Perhaps it’s just a generational thing. For better and for worse, I have never felt nearly as comfortable with electronics as most young people do these days (and it’s mostly young people who populate Somerville’s café culture). While I realize that an objective observer could see that same “leave me alone bubble” hovering over someone deeply engrossed in a book or newspaper, I can’t help feeling that a laptop acts as more of a “privatizer” than a book might.

Of course, there really isn’t anything wrong with going to a coffee house and wanting some time to sit alone and work, read, or just plain reflect on one’s life or the state of the universe. I would heartily agree that the right to do so and to be left alone while you are enjoying your private space is one of the most important attractions of cafes to begin with. And in all honesty, this is what I personally find so appealing about hanging out in a coffee house.

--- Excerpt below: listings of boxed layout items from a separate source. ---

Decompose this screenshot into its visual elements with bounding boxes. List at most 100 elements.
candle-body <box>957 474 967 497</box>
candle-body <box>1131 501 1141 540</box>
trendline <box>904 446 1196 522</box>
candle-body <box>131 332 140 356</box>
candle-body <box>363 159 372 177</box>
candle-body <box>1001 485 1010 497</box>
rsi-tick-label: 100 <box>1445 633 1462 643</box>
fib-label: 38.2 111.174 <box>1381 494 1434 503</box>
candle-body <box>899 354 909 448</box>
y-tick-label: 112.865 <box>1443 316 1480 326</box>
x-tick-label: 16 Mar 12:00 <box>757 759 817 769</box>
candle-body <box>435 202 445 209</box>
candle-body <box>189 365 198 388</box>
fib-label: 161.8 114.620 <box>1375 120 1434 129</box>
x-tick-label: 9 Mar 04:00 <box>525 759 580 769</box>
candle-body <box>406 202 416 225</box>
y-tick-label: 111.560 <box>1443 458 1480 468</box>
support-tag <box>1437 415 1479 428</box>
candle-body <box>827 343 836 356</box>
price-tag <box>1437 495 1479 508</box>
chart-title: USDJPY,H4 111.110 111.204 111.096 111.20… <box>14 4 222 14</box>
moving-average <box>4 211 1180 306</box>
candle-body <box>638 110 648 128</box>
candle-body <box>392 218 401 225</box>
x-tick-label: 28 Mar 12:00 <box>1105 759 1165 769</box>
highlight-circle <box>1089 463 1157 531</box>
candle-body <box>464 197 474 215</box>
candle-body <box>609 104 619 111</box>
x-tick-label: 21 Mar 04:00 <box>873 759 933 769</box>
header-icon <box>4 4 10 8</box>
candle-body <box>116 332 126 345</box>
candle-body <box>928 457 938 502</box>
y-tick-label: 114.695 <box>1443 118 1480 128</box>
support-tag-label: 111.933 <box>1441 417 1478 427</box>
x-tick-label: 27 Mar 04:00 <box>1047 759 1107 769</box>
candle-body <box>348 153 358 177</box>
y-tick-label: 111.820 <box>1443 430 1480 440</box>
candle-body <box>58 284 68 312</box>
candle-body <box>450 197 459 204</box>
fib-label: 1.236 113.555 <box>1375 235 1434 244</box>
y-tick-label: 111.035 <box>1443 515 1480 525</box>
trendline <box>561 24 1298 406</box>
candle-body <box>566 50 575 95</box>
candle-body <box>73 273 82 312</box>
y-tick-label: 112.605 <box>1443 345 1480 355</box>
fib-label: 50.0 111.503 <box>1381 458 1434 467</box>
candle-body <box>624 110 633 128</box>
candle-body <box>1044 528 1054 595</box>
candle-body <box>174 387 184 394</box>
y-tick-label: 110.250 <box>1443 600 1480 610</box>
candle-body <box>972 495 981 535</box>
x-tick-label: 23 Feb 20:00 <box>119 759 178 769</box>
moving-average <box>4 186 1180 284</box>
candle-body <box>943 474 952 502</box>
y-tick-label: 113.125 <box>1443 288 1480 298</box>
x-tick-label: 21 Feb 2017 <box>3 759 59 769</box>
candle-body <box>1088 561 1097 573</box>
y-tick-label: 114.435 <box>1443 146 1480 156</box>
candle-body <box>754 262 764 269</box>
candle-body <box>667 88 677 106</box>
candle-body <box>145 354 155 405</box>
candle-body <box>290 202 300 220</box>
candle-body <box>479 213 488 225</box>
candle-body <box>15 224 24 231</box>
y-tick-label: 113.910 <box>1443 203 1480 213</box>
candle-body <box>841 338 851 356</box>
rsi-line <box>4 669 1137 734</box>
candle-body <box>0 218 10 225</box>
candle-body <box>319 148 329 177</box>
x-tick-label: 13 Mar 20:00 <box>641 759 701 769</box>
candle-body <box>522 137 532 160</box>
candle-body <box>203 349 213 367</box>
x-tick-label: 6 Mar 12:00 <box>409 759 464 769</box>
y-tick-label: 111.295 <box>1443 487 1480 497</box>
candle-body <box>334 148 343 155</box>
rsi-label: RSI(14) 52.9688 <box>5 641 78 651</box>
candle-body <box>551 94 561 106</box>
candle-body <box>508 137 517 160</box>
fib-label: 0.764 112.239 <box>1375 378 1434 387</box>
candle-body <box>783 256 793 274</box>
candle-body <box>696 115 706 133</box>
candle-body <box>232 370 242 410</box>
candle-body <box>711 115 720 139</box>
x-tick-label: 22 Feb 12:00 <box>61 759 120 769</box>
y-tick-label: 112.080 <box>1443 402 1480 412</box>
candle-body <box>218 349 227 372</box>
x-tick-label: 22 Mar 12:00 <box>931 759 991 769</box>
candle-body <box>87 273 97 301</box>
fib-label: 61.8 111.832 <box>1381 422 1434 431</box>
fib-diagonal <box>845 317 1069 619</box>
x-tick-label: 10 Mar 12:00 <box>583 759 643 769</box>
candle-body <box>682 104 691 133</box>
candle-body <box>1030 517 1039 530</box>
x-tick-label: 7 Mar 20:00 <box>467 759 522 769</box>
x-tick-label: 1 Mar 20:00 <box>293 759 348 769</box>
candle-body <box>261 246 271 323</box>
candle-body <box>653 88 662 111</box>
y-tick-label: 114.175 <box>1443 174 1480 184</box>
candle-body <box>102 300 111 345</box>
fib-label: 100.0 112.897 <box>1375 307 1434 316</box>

However, cafes are better places when you get the feeling that people in them leave the doors to their little worlds at least slightly ajar for a brief conversation or a quick remark. From time to time, I have taken a bit of a risk and have politely asked someone sitting nearby questions like, “Excuse me, but do you mind telling me what you are working on?” Or simply, “Is it a good book”? Invariably, I find that people greet such interruptions in a friendly way — especially if they know you aren’t trying to engage them in a long conversation — although sometimes, when both parties are obviously interested in keeping such interactions going, lengthy conversations do occur.

Being more open to meeting “strangers” in cafes is a wonderful way to build more of a sense of community here in Somerville. It’s also a way for people to come together and try to make sense of an all too bewildering world. So the next time you visit your favorite café, try putting that laptop or book aside for a few moments and ask your neighbor a friendly question. You may very well be surprised by how much you can learn from the person sitting right next to you.

Ken Brociner is a regular columnist with the Somerville Journal.

2 Comments:

Anonymous Anonymous said...

It's actually "True Grounds" in Ball Square, not "Common Grounds".

5:01 PM  
Blogger Laura said...

You are so right! Thanks for pointing that out.